Se alguém ganhou o direito de ser pretensioso é Francis Ford Coppola, que não haja dúvida quanto a isso. Porém Megalopolis, por muito que se o possa prezar pela ambição e coragem, é bacoco, por vezes amador, com um ritmo alucinante em que cada intriga, que em outro qualquer filme seria ponto central, aqui se resolve na cena seguinte sem particular peso dramático e com atuações abismais. Não é habitual um elenco com tantos nomes sonantes – Adam Driver, Giancarlo Esposito, Nathalie Emmanuel, Aubrey Plaza, Jon Voight, Shia LaBeouf, Dustin Hoffman, Justin Schwartz – apresentar-se a um nível tão lamentável, ficando a dúvida se o problema está apenas no terrível diálogo que estão obrigados a proferir ou se era isto mesmo que quem os dirigia queria deles. Diálogo esse que é servido em cenários que ao mesmo tempo aparentam ser épicos e desleixados, em que se misturam adereços e salas curiosas com efeitos visuais que em alguns momentos parecem retirados de cut-scenes dos clássicos da Playstation 2, criando-se uma atmosfera de pretensão, em que vemos algo a tentar ser gigante, mas a ficar constantemente aquém. É um filme que desafia qualquer norma visual, acreditando que a mera quebra de regras o eleva mesmo quando, em momento algum, apresenta algo que se aproxime de interessante.

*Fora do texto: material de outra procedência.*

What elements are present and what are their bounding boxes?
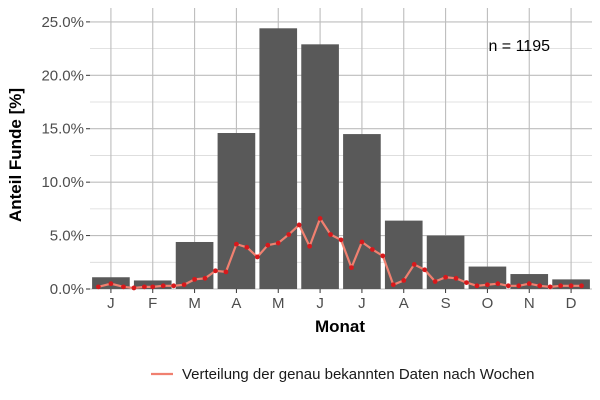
minor-gridlines	[90, 48, 592, 263]
weekly-point	[131, 285, 137, 291]
weekly-point	[568, 283, 574, 289]
bar	[217, 133, 256, 289]
weekly-point	[432, 279, 438, 284]
weekly-point	[286, 232, 292, 237]
bars	[92, 28, 590, 289]
weekly-point	[349, 265, 354, 271]
weekly-point	[275, 240, 281, 246]
weekly-point	[192, 276, 197, 282]
weekly-point	[495, 281, 501, 287]
weekly-point	[359, 239, 365, 245]
x-tick-label: J	[316, 295, 324, 312]
weekly-point	[380, 253, 386, 259]
x-tick-label: J	[107, 295, 115, 312]
y-tick-label: 25.0%	[41, 14, 84, 31]
weekly-point	[516, 283, 522, 289]
weekly-point	[474, 283, 480, 289]
weekly-point	[558, 283, 564, 289]
weekly-point	[254, 254, 260, 260]
bar	[426, 235, 465, 289]
x-tick-label: M	[272, 295, 285, 312]
weekly-point	[317, 216, 323, 221]
weekly-point	[95, 284, 101, 290]
y-tick-label: 15.0%	[41, 121, 84, 138]
weekly-point	[526, 281, 532, 287]
weekly-point	[244, 244, 250, 250]
weekly-point	[141, 284, 147, 290]
y-tick-labels: 0.0% 5.0% 10.0% 15.0% 20.0% 25.0%	[41, 14, 90, 298]
x-tick-label: D	[566, 295, 577, 312]
weekly-point	[328, 232, 333, 237]
weekly-point	[296, 222, 302, 228]
weekly-point	[213, 268, 218, 274]
bar	[343, 134, 381, 289]
weekly-point	[181, 282, 187, 288]
weekly-point	[390, 282, 396, 288]
y-tick-label: 20.0%	[41, 67, 84, 84]
weekly-point	[150, 284, 156, 290]
y-tick-label: 0.0%	[50, 281, 84, 298]
x-tick-label: N	[524, 295, 535, 312]
weekly-point	[160, 283, 166, 289]
weekly-point	[485, 282, 490, 288]
weekly-point	[338, 237, 344, 243]
weekly-point	[443, 274, 448, 280]
annotation-n: n = 1195	[488, 38, 550, 55]
weekly-point	[547, 284, 553, 290]
y-tick-label: 5.0%	[50, 228, 84, 245]
weekly-point	[369, 247, 375, 252]
x-tick-label: O	[482, 295, 494, 312]
weekly-point	[108, 281, 114, 287]
weekly-point	[422, 267, 428, 273]
legend-label: Verteilung der genau bekannten Daten nac…	[182, 366, 535, 383]
weekly-point	[307, 243, 313, 249]
bar	[175, 241, 214, 289]
weekly-point	[202, 275, 208, 281]
weekly-point	[579, 283, 584, 289]
weekly-series-line	[98, 217, 582, 290]
weekly-point	[265, 242, 271, 248]
weekly-line	[95, 216, 584, 291]
weekly-point	[223, 269, 229, 275]
x-tick-label: F	[148, 295, 157, 312]
weekly-point	[121, 284, 126, 290]
weekly-point	[411, 262, 417, 267]
x-tick-label: A	[399, 295, 409, 312]
y-tick-label: 10.0%	[41, 174, 84, 191]
y-axis-title: Anteil Funde [%]	[6, 88, 25, 222]
legend: Verteilung der genau bekannten Daten nac…	[151, 366, 535, 383]
bar	[301, 44, 339, 289]
weekly-point	[464, 280, 469, 285]
weekly-point	[171, 283, 177, 289]
x-tick-label: S	[441, 295, 451, 312]
x-tick-label: A	[231, 295, 241, 312]
weekly-point	[234, 241, 239, 247]
weekly-point	[537, 283, 543, 289]
weekly-point	[401, 278, 407, 283]
x-tick-label: M	[188, 295, 201, 312]
weekly-point	[505, 283, 511, 289]
weekly-point	[453, 275, 459, 281]
x-tick-label: J	[358, 295, 366, 312]
x-axis-title: Monat	[315, 317, 365, 336]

É uma epopeia épica e sobrelotada, com traições políticas e conjugais, reflexões sobre classe, cidadania, o peso do progresso e a dor do artista, mas é também penoso, frio e desligado. A sua existência é um milagre, só não um dos bons. Todos devemos celebrar a sua existência pois é essa a única razão de celebração, pois os seus méritos terminam nas intenções. Megalopolis é vítima da independência de Coppola, que precisava, em algum momento, de um toque no ombro e duas palavras: “já chega”. Com a ausência deste toque, fica nas mãos do público dizer “Francis, já chega”. Mas é tarde demais.